Homélie de la solennité de Tous les Saints - 1er novembre 2010

C’est un secret que nous venons d’entendre. Le secret de Jésus et de son Père. Les Béatitudes révèlent aux disciples pour qui bat le cœur de Jésus, pour qui vibrent les entrailles du Père. Jésus confie ce secret à ceux qui le suivent, mais à l’écart de la foule. Voilà qu’aujourd’hui l’Eglise nous le fait partager.
A nous, ici présents, comme à tous les catholiques du monde, aujourd’hui. A vous, que vous soyez de condition aisée ou modeste, à vous en pleine forme ou rongés de soucis, vous malades, chômeurs, vous, déprimés, endeuillés, solitaires…
Ne prenez pas ces mots pour de la poésie naïve ou de la provocation. Jésus n’est ni un poète en herbe ni un révolutionnaire anarchiste. Ces phrases, il les faut les murmurer avec beaucoup de discrétion et veiller à ne pas les déformer. Il faut les entendre dans leur fraîcheur, leur nouveauté toujours déconcertante, leur vigueur déroutante. Il faut aussi être disposé à accueillir la surprise d’une confidence.
Le pauvre, le doux, celui qui pleure sont heureux.

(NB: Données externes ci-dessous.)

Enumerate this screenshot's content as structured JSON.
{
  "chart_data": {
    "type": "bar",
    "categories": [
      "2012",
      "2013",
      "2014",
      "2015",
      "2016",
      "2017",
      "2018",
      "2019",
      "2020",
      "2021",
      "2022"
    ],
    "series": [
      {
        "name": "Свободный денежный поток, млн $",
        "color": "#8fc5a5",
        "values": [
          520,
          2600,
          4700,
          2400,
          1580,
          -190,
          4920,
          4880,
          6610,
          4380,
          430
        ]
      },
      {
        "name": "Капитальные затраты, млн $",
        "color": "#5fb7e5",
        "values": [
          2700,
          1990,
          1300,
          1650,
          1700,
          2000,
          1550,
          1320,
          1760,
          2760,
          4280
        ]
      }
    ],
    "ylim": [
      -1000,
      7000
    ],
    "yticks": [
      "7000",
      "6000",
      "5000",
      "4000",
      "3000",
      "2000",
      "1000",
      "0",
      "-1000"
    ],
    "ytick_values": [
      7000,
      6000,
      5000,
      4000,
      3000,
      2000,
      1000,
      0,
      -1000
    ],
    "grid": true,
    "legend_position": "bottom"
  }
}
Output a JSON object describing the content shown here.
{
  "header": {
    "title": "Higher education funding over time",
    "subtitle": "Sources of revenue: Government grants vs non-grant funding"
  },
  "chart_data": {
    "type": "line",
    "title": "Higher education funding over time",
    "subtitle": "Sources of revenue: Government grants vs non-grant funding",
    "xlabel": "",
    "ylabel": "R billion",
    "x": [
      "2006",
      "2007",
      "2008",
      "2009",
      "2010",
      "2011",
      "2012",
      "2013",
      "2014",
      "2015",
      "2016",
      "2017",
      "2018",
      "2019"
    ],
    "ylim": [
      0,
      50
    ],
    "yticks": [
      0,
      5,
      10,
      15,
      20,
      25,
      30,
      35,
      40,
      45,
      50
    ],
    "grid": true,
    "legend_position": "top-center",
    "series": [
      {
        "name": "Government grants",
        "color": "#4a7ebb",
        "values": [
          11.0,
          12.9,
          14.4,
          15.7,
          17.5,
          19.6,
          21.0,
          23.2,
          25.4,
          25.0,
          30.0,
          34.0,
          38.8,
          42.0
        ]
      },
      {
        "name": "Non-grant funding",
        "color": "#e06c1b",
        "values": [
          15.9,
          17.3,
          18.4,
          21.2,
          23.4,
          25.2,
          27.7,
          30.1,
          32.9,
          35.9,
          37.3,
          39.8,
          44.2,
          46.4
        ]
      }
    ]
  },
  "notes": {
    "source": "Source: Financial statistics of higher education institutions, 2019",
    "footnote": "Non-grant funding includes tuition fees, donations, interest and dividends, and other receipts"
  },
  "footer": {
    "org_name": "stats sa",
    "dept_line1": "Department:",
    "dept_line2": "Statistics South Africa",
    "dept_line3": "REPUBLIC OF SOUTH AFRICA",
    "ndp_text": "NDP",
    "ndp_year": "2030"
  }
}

Remarquez que Jésus ne dit pas d’eux qu’ils seront heureux, qu’ils le seront un jour, mais il dit qu’ils le sont déjà, maintenant. « Le Royaume est préparé pour eux depuis le début du monde » ; ils ont déjà commencé à en être les possesseurs. « Ils possèdent déjà le trésor céleste dans des vases d’argile, ils portent déjà Dieu dans leur corps et dans leur âme », dit le bienheureux Guéric d’Igny, un des disciples de Saint Bernard.

I.- Les Béatitudes vécues par le Christ lui-même.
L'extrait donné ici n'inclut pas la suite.